# gatdula family secret



## thekuntawman (Apr 4, 2002)

recipe for good shish kabob ("meat stick")

i like to use thigh meat with no bones or skins. cut them into small pices about the size of the first section of your thumb. mix in a pan some filipino soy sauce (use marco pinya brand), a little 7 UP soda, a very small squirt of vinegar, some katchupsome garlic and about 5 long slices of ginger, and some spoons of sugar, and two whole red pepper (the skinny HOT kind). boil it over a high fire for 10-15 minutes (no chickens yet) until the sauces get thick. when it cools down, mixed the chicken and the sauce, and stick it in the fridge for over night.

the next day, take some shish kabob sticks which you can find in any asian store, and stick the meat through the sticks, and grill them for about 10 miunutes, not to long, because you want the meat to be soft, and it cooks fast because of the vinegar and the ketchup. 
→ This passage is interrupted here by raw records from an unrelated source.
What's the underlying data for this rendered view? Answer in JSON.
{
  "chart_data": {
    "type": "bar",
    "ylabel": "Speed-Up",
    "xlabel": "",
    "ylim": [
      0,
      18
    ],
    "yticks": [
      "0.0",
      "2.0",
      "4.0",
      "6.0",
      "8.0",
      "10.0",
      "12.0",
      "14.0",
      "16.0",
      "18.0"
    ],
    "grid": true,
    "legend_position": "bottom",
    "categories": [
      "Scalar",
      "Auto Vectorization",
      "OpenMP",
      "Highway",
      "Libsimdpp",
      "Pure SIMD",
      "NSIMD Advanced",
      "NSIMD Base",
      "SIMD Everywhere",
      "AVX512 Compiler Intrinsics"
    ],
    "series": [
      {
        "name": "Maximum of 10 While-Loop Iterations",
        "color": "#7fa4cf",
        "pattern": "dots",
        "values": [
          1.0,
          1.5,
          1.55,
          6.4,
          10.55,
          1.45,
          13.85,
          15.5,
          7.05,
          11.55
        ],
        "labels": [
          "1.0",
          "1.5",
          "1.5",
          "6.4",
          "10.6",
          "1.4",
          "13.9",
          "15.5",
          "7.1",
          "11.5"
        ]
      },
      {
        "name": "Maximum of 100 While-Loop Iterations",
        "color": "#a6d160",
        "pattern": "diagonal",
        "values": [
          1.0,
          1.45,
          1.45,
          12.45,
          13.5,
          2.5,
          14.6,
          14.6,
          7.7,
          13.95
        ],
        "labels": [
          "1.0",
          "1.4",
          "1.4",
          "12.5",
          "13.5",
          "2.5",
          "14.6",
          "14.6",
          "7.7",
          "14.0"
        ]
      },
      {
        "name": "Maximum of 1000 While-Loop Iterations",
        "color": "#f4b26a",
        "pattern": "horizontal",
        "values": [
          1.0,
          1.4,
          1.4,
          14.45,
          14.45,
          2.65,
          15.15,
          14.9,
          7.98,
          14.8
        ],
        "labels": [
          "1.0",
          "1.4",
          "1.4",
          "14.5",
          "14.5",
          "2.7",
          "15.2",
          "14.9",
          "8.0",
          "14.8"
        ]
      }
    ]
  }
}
if you want to use larger meats, let the meat sit in the sauce for two or three days, but dont use a very big fire, put a low fire, and cover the meat, and let it cook for a few hours.

this is a gatdula secret recipe, i would put it against any style, any day any time.


----------



## Richard S. (Apr 4, 2002)

what you have hit on here,Sir, is basically the secret of the SOUTHERN martial arts. thats right, we call it BAH-BUH-KYOO. and nobody does it like we do. that particular technique you describe DOES sound mighty effective though. i have printed out your outstanding instructions and will attempt to master it myself............................TASTE-ful respects.


----------



## arnisandyz (Apr 4, 2002)

This sounds very close to my moms, but she uses pork butt instead of chicken and sprite, and no hot peppers. The hot peppers sound very good, I will sneak some into the next batch.  We usually make this at family gatherings with lumpia and pancit.  I'm getting hungry, time to raid the refrigerator!


----------